Laba Pertamina Cuma Rp5 T, Tahun 2019 Bisa Membaik?
Anastasia Arvirianty, CNBC Indonesia
05 December 2018 10:30

Jakarta, CNBC Indonesia- PT Pertamina (Persero) hanya membukukan laba bersih sebesar Rp 5 triliun sampai pada kuartal III-2018. Angka ini didapatkan dari paparan Kementerian Badan Usaha Milik Negara (BUMN).

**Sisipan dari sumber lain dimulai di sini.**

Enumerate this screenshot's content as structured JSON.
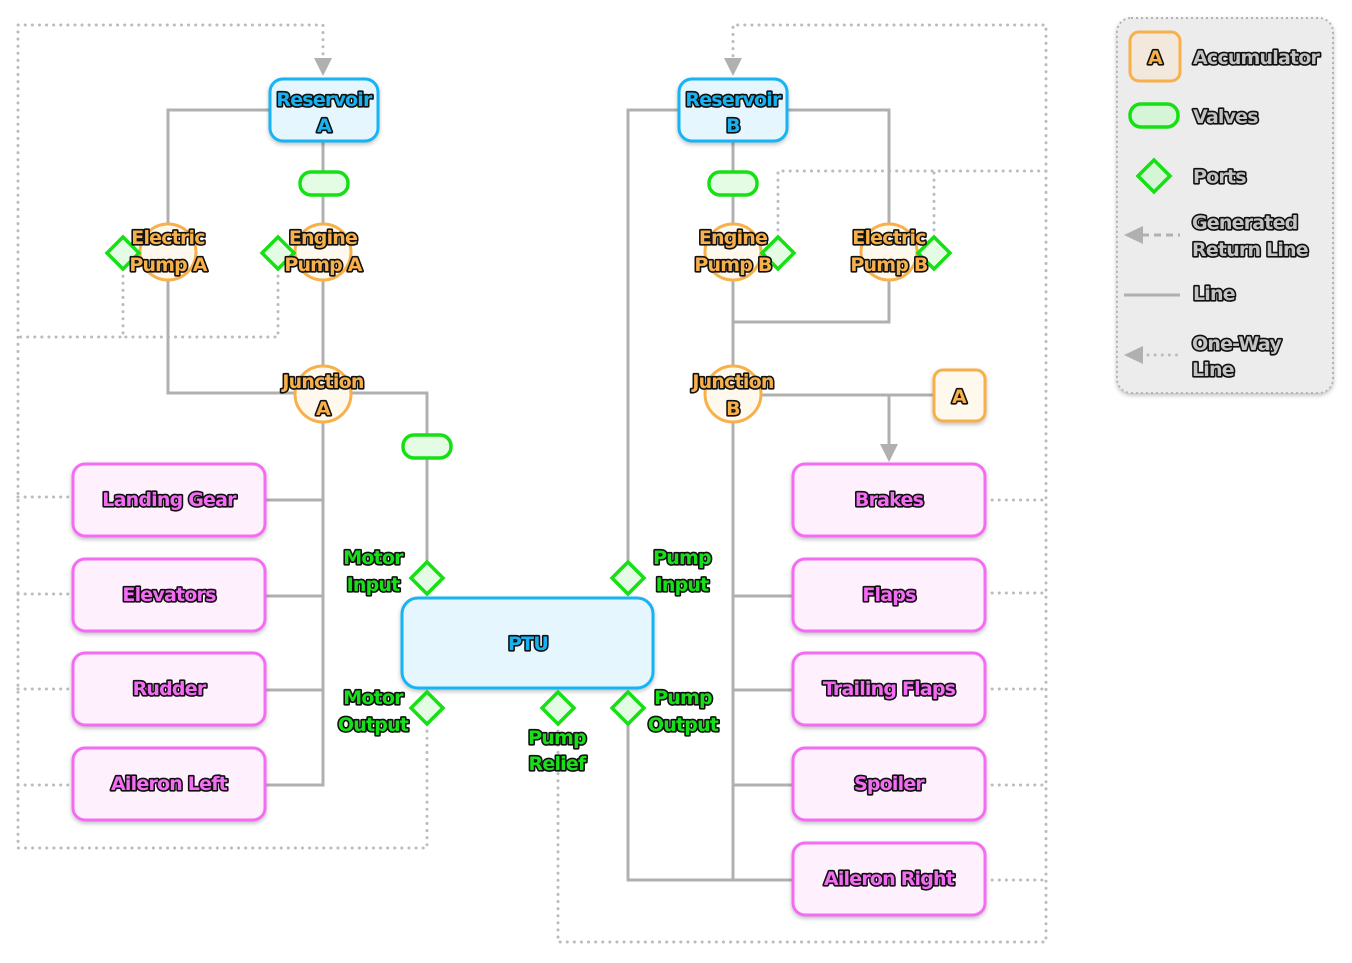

Perolehan tersebut merosot jauh dibanding capaian di 2017 lalu. Laba tercatat merosot sekitar 81% dibanding yang bisa dicapai perseroan di periode serupa tahun lalu, ketika perusahaan membukukan laba US$ 1,99 miliar atau setara Rp 26,8 triliun. Sedangkan dalam setahun perseroan bisa membukukan laba hingga Rp 35 triliun.
"Ini sampai dengan kuartal III. Tapi sektoral dan spesifiknya biar deputi yang jelaskan," ujar Deputi Bidang Restrukturisasi dan Pengembangan Usaha Kementerian BUMN Aloysius Kiik Ro, di Kementerian BUMN, Jakarta, Selasa (4/12/2018).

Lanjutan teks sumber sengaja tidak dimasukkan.